As horas passavam sem passar o tempo. Contrariamente às memórias que o carcomiam, o álcool ainda sucumbia à mansidão sem se tornar na eficaz ajuda do costume – excepto, talvez, no pequeno detalhe de, ao cada vez balbuciar pior as palavras, se ir alimentando delas.

(“Maldito seja quem atirou uma maçã para o outro mundo, originando o pecado pelo qual todos pagamos. Paraíso mas é a merda! Maldito seja.”)

Ele só queria que os céus berrassem, e que nevasse, e chovesse, e houvesse luz nas montanhas, e que tudo isso o lavasse da dor, que a levasse, que tudo o que ele tocasse não doesse nem ficasse tingido dela, da sua recordação daquele dia, daquele preciso dia 28 de Fevereiro de 1959, daquelas precisas quatro da manhã, daquela precisa rua em que sua filha morrera atropelada por entre gritos e travagens, quando as lágrimas ficaram vermelhas de sangue, e a noite se fez vermelha de dor, e metade do sol e a lua inteira se tornaram vermelhas de raiva, e tragam mais outra garrafa e mais uma frase qualquer alguém que fale de futebol alguém que me diga que ainda há palavras doces e baboseiras mas falem entonteçam-me dancem maus hálitos à minha volta gritem! Qualquer coisa…

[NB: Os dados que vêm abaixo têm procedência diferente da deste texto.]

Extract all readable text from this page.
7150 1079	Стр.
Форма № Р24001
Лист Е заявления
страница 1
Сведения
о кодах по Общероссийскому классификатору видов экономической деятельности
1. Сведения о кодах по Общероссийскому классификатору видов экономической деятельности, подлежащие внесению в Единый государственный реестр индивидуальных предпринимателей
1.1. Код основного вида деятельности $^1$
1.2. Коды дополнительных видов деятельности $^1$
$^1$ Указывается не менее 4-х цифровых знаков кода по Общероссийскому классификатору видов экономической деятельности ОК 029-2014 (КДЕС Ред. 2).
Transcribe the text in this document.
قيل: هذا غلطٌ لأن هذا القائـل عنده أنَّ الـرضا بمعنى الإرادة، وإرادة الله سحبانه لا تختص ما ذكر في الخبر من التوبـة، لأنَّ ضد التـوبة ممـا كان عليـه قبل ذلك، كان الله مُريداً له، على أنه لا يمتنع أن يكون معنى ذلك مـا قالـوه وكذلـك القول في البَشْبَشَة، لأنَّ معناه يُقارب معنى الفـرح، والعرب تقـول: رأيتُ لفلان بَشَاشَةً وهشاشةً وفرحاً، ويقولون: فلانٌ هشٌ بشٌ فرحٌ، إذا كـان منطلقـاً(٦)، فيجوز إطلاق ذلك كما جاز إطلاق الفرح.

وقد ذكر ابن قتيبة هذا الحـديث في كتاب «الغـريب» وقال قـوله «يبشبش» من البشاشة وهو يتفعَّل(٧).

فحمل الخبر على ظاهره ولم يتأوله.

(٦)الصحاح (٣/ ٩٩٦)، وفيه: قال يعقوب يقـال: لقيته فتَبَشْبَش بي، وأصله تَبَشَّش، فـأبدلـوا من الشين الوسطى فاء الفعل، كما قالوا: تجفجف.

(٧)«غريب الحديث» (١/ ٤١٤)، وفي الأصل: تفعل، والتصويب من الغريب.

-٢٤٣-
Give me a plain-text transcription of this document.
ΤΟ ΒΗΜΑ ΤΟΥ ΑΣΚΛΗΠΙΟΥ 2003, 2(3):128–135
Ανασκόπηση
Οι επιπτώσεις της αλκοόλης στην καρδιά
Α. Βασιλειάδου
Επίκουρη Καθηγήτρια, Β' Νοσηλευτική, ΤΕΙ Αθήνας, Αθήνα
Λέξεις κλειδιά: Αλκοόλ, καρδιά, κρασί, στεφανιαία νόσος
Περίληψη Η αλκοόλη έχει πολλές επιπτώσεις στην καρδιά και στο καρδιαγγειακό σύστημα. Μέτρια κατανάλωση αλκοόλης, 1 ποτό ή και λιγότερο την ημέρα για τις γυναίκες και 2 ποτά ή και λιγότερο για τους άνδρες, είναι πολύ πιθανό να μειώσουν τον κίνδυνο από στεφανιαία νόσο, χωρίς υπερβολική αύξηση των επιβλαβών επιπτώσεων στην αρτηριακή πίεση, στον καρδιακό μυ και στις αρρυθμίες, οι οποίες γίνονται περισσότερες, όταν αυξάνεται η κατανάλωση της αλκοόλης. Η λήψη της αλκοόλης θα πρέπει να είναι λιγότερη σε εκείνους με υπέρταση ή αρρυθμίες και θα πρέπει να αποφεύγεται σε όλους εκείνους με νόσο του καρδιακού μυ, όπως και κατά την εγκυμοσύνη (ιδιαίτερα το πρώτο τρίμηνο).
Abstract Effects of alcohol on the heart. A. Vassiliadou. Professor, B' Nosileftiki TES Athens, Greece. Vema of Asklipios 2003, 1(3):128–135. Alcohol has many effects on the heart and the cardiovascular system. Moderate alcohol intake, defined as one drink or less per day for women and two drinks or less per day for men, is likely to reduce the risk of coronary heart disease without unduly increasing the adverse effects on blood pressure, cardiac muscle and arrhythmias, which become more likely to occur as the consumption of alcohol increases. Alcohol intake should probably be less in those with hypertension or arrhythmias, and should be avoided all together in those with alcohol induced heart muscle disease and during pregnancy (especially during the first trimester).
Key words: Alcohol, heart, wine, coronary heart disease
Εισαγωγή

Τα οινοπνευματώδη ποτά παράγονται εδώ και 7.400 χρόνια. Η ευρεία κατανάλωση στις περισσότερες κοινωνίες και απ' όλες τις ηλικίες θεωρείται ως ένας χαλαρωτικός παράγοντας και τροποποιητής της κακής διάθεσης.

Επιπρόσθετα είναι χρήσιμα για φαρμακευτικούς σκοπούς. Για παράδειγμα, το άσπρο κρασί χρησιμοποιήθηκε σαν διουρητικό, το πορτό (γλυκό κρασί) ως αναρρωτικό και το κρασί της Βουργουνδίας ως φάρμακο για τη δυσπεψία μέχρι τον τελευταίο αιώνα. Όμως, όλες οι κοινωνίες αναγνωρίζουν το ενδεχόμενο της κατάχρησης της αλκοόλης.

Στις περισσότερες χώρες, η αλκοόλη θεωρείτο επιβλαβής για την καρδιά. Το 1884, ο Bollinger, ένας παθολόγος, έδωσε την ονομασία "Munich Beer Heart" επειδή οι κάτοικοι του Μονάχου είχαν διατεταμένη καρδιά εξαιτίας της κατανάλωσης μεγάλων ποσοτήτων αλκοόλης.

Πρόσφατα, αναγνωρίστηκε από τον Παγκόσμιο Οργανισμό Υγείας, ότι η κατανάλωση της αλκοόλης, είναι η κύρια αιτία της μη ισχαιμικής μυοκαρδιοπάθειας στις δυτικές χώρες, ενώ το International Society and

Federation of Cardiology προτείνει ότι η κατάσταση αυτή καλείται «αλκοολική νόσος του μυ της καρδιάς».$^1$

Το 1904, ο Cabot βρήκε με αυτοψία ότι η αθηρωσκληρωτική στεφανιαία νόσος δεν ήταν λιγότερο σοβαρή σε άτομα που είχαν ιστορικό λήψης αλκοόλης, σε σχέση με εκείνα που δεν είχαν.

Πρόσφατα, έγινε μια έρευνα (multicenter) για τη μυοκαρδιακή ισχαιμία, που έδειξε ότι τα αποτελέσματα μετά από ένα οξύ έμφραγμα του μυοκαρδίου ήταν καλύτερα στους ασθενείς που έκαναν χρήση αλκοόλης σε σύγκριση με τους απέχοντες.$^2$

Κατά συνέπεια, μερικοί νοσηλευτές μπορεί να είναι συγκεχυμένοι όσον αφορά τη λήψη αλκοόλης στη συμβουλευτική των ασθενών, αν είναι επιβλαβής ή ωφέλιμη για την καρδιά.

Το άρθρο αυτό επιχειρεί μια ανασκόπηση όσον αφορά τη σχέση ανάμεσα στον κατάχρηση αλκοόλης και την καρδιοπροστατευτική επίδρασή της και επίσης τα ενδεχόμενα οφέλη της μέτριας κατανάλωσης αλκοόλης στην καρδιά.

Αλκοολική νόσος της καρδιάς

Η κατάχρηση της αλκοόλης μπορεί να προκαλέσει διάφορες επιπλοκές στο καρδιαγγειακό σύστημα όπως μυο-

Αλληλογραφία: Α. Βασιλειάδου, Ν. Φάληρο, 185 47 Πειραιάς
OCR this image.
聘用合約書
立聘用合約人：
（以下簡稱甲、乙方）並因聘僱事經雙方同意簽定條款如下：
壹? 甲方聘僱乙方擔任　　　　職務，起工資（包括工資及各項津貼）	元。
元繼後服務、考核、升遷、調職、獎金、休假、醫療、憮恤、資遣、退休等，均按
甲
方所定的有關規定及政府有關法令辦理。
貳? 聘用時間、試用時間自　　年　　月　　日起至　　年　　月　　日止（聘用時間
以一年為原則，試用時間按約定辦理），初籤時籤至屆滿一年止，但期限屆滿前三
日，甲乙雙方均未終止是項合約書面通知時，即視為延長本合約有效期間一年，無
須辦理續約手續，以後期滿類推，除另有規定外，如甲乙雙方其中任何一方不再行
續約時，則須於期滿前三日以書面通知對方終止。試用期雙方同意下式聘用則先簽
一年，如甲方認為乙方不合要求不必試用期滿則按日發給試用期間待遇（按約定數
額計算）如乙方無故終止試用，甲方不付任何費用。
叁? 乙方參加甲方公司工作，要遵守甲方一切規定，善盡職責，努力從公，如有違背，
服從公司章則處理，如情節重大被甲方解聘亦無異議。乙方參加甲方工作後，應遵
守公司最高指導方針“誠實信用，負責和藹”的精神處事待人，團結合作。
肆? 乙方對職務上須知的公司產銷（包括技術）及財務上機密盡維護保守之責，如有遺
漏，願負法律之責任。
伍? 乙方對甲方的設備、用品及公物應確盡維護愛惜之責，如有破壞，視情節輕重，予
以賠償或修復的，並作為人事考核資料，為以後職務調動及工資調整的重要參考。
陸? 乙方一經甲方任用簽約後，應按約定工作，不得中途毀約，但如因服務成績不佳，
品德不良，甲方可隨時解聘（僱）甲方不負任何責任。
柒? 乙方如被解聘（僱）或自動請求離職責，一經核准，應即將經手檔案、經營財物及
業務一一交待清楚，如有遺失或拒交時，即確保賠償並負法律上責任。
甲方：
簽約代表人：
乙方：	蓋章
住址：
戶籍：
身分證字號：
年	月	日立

(“Lembro-me de ainda ter tentado sobreviver – peguei no meu coração e caminhei até ao bosque. Fui lavá-lo na ribeira e a água tornou-se rubra. Depois as árvores, os animais, os sons, os cheiros, tudo ficou vermelho. No céu podia tecer uma nuvem toda negra, que vomitasse basaltos, lavrasse lutos e pintasse noites que, mesmo assim, tudo estaria vermelho. Então soube-me morto.”)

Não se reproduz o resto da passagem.